The establishment of a policy or custom divergent from state law is not a prerequisite for imposition of section 1983 liability upon a municipality. A municipality, however, must make a “deliberate choice to follow a course of action * * * from among various alternatives” to sustain section 1983 liability. Pembaur v. City of Cincinnati, 475 U.S. 469, 483, 106 S.Ct. 1292, 1300, 89 L.Ed.2d 452 (1986), quoted in Garner v. Memphis Police Dep’t, 8 F.3d 358, 364 (6th Cir.1993), cert denied, — U.S. -, 114 S.Ct. 1219, 127 L.Ed.2d 565 (1994). In this case, the respondent municipality was limited to .following now invalidated state law to achieve certain enforcement objectives.
This case, therefore, is distinguishable from Gamer, a Sixth Circuit case where the court rejected a police department’s claim that it could not be held liable for a violation of the Civil Rights Act merely because the department took action consistent with state law. 8 F.3d at 364. The Gamer court found liability where a police department adopted a more restrictive policy than state law required regarding the use of force to effect an arrest, even though the police department’s policy was accordant with state law. Id. The court determined that the municipality’s enforcement of the state law at issue was a deliberate choice among a variety of alternatives. Id. Unlike Gamer, .the respondent in this case was not afforded similar discretion.

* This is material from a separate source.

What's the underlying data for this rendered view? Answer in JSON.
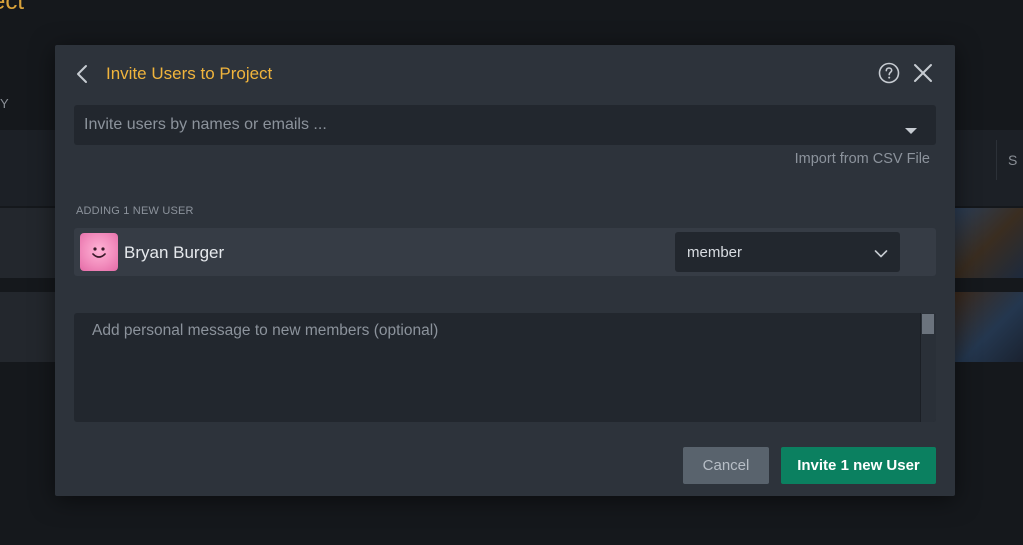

This case is also distinguishable from a Fifth Circuit case which held that a sheriff acting pursuant to a state statute was acting under color of state law for purposes of a federal civil rights action regardless of whether state law provided him any discretion in carrying out his duties. Jackson v. Golan, 868 F.2d 165, 167-68 (5th Cir.1989). The court in that case awarded attorney fees against the sheriff, rejecting the argument that he should not be liable. Id.; see also Johnson v. Mississippi, 606 F.2d 635, 637 (5th Cir.1979) (holding local officials liable for attorney fees under section 1988 for enforcing state statute). The holdings in Jackson and Johnson, unlike this case, however, address individual rather than municipal liability.
It is our conclusion that respondent is not liable for attorney fees in this case for merely following state law. See Bockes v. Fields, 999 F.2d 788, 791 (4th Cir.1993) (“Such bounded, state-conferred discretion is not the ‘policymaking’ authority for which a county may be held responsible under § 1983.”), cert. denied, — U.S. -, 114 S.Ct. 922, 127 L.Ed.2d 216 (1994).
It is difficult to imagine a municipal policy more innocuous and constitutionally permissible, and whose causal connection to the alleged violation is more attenuated, than the “policy”'of enforcing state law.
Surplus Store & Exchange v. City of Delphi, 928 F.2d 788, 791 (7th Cir.1991). Because we find that respondent is not subject to liability, we need not reach any additional considerations.
Finally, it is important to note that if municipalities were to be held liable every time they enforced a state law, the consequences would be horrendous. Any municipality could be financially devastated by a number of such actions. Furthermore, in order to protect itself, a municipality would have to examine every statute passed by the legislature and then decide whether to enforce it. This would produce a spotty and chaotic enforcement policy throughout the state.
DECISION
We affirm the district court’s denial of attorney fees and costs sought pursuant to 42 U.S.C. § 1988 to appellants who successfully challenged several provisions of the Cruelty to Animals Act, Minri.Stat. §§ 343.22, 343.235, 343.29; in an action brought under 42 U.S.C. § 1983 against a municipality for enforcing state law.
Affirmed.
Retired judge of the Minnesota Court of Appeals, serving by appointment pursuant to Minn. Const. art. VI, § 10.